Der Name Vitalogie setzt sich aus den Teilen „Vita“ (Leben) und „logie“ (die Lehre von) zusammen. Indes wird in der stoischen Phi­losophie die Bedeutung des Wortteils „Logos“ mit „die das Weltall durch­wal­tende, göttliche Vernunft und Weisheit“ umschrieben. Die nachfolgenden Er­läuterungen sind gezielt da­rauf ausgerichtet, Entstehung und Werdegang der heute unter dem Na­men „Straight Vitalogy“ praktizierten Ge­sund­heits­vor­sor­ge getreu nach den geschichtlichen Ereignissen darzus­tel­len und zu kommen­tieren.

Die praktische Anwendung des „Adjustments“ im atlantooccipitalen Bereich tauchte erstmals als sogenannte HIO-Technik[1] Hole-in-one-Technik) im Jahr 1941 in Amerika auf. Als Pionier der Methode versuchte sich niemand gering­eres als B.J. Palmer, Sohn des Begründers der Chiropraktik D.D. Palmer. Grund­lage lieferte ihm die Arbeit seines Vaters. Bereits 1895 erkannte D.D. Palmer nach einem unerwarteten Erfolg, dass vielerlei Störungen im menschlichen Körper irgendwie mit der nicht ganz korrekten Stellung einzelner Wirbelkörper in Zusammenhang stehen mussten. Dies deshalb, weil sich nach einem „Wir­bel-Adjustment“ bei einem schwerhörigen Patienten ein fast gänzlich norma­les Hörvermögen einstellte.

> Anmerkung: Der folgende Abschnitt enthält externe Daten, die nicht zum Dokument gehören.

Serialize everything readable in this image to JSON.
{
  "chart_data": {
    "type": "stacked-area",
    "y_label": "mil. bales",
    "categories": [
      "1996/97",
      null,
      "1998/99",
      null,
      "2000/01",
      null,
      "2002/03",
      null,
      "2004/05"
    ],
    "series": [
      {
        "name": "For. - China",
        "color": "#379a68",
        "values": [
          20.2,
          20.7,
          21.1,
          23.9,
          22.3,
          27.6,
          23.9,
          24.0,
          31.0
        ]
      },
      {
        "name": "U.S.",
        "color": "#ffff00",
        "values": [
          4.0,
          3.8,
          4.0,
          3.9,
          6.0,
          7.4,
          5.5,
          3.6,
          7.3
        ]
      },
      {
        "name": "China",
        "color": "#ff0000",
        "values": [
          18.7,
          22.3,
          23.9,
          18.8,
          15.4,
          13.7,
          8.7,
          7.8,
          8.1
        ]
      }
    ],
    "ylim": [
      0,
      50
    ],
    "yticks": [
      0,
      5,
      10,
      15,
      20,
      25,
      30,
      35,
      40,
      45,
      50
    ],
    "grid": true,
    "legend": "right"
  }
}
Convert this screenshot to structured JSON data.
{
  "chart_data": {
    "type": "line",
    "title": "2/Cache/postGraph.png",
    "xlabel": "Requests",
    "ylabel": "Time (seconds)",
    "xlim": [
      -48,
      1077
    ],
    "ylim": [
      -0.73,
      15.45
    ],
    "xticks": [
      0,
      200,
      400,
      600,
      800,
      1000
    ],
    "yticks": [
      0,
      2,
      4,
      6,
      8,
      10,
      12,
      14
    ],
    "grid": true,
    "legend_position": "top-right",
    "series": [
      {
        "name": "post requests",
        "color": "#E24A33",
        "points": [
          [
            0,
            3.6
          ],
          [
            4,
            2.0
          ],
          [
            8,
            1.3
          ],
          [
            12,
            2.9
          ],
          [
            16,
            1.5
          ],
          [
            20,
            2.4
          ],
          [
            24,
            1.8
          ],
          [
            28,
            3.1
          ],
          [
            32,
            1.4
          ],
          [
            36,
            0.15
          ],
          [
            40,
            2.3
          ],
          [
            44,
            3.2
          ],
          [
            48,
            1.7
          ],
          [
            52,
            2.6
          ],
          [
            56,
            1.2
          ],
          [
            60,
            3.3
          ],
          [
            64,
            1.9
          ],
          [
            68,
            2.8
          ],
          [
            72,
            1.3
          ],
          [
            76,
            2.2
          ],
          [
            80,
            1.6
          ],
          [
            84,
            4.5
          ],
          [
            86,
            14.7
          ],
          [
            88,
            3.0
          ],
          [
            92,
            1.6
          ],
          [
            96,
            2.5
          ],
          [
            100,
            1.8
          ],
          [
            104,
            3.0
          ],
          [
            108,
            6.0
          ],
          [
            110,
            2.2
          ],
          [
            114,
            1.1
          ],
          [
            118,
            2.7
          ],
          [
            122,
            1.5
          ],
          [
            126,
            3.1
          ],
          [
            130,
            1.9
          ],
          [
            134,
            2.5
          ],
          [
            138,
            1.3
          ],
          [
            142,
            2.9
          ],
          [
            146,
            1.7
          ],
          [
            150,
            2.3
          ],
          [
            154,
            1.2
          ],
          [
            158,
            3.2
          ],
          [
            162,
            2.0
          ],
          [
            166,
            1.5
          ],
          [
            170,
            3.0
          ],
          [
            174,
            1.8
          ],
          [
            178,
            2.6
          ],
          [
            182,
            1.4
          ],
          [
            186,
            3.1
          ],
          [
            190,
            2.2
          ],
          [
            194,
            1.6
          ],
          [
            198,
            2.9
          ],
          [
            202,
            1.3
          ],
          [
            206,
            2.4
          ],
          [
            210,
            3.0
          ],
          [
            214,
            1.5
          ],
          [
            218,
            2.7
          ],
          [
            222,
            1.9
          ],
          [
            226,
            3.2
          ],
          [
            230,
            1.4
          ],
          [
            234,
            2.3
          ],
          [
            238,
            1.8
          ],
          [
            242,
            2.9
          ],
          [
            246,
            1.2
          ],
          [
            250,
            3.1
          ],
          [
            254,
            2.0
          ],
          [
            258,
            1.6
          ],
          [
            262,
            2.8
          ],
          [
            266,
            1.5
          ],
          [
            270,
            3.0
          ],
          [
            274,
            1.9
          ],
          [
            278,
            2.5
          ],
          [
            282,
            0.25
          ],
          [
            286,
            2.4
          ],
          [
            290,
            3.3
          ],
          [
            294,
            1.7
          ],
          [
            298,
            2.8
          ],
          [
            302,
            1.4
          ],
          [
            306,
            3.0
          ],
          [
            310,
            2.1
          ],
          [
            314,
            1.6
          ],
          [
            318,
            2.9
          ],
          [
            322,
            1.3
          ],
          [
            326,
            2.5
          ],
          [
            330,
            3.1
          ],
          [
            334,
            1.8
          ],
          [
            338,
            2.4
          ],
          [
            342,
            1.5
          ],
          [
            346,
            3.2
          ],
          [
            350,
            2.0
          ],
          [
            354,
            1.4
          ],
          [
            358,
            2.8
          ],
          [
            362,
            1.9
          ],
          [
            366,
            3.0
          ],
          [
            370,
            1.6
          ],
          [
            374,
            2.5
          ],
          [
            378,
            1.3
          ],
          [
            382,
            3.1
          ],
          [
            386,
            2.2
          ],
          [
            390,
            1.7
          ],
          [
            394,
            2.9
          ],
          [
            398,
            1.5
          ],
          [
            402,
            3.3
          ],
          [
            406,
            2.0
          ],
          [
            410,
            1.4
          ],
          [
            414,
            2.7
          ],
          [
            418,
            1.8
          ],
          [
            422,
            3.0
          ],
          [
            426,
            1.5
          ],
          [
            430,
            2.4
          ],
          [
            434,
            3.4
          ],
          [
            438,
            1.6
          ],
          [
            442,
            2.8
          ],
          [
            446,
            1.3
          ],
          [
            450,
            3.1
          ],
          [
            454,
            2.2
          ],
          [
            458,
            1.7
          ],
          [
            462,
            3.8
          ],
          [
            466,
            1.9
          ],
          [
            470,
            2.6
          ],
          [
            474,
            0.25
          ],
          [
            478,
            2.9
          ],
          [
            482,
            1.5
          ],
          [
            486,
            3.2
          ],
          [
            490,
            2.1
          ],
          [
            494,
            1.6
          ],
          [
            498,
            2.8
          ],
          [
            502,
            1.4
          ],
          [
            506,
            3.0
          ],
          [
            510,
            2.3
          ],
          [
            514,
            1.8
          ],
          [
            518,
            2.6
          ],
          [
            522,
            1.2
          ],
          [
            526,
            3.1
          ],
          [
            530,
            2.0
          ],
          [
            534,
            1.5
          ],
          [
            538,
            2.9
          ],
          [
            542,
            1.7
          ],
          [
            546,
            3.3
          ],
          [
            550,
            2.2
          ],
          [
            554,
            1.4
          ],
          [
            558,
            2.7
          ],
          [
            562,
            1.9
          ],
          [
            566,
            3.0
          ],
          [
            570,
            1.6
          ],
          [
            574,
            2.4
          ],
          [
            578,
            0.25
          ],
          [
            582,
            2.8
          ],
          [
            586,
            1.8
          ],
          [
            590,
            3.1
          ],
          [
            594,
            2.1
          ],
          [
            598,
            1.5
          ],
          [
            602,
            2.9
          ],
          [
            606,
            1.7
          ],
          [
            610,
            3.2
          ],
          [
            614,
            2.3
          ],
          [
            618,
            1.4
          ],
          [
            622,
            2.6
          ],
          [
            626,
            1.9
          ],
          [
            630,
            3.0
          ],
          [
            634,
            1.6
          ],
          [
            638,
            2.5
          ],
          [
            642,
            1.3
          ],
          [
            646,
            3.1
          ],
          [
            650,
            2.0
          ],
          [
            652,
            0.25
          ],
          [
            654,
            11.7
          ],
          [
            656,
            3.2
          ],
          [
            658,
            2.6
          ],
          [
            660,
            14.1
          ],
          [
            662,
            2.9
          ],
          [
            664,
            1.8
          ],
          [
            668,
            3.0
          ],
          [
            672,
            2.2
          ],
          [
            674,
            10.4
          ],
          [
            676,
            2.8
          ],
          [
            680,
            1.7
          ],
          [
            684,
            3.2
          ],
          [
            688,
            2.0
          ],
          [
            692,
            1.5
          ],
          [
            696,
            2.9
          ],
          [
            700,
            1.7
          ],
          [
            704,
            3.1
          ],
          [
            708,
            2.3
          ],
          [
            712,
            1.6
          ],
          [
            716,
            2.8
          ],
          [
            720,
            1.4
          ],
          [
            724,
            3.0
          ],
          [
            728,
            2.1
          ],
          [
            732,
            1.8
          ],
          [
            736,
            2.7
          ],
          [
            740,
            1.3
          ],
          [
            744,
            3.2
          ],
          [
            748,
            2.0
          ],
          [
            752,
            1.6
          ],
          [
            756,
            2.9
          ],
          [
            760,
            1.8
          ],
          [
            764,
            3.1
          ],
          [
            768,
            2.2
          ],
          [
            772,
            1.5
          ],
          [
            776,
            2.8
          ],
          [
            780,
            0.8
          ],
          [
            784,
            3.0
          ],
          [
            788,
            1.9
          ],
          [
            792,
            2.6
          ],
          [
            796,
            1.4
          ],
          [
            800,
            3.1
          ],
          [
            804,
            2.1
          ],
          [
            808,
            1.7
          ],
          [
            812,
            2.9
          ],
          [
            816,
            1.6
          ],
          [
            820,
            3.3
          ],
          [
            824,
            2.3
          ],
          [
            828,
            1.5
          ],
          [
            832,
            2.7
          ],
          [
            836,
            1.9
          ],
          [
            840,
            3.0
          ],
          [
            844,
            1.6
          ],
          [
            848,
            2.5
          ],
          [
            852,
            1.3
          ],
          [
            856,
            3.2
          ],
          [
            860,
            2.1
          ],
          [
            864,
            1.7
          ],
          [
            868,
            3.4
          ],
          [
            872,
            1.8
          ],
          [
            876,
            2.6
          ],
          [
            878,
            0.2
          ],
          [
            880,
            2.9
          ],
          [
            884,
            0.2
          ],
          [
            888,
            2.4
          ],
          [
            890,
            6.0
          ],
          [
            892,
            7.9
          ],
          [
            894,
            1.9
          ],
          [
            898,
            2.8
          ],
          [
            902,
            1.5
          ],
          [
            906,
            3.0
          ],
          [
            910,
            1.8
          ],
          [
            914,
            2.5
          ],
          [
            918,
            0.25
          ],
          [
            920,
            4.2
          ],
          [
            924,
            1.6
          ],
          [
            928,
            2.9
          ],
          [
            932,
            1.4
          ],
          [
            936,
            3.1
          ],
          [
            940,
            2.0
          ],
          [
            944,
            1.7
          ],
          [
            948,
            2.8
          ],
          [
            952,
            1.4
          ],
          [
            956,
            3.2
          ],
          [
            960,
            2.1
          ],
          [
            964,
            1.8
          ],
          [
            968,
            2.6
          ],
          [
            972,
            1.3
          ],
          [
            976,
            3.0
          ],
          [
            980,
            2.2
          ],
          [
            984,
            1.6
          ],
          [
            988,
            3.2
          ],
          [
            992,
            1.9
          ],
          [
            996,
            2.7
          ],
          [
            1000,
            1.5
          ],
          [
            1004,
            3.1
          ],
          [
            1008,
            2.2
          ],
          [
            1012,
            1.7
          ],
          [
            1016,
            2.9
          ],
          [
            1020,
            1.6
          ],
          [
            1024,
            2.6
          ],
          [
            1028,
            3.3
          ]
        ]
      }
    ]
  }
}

Unter anderem basierend auf den Erkenntnissen im Rahmen der Anwendung der HIO-Technik sowie durch seine über 20-jährige Erfahrung in der Chiro­prak­tik, blieben auch dem Schweizer Palmer College Absolventen, Dr. Peter Hug­gler[2], die Vorteile des Atlas-Adjustments nicht mehr verborgen. In all den Jahr­en seiner Praxistätigkeit als Chiropraktor kam er zum Schluss, dass über 90% der Wirbelverschiebungen in irgendeinem Zusammenhang mit den Raumver­hältnissen im atlantooccipitalen Bereich (Occiput und 1. HWS, C1) stehen mussten. Da ihn die Ergebnisse der chiropraktischen Behandlungen ohnehin nicht mehr wesentlich zufrieden stellten und diese insbesondere im Bereich der Halswirbelsäule auch nicht völlig gefahrlos durchgeführt werden konnten, beschäftigte er sich mehr und mehr mit den wissenschaftlichen Erkenntnissen sowie mit Philosophie und Grundsätzen des „Atlas-Adjustments“. Schliesslich entwickelte er aus der Chiropraktik die verfeinerte Technik der Impulsabgabe zur Eigenkorrektur der Stellung des obersten Halswirbels und gründete darauf­hin im Dezember 1981 zusammen mit Johanna Fracasso von Allmen die Pal­mer Vitalogie AG in der Schweiz.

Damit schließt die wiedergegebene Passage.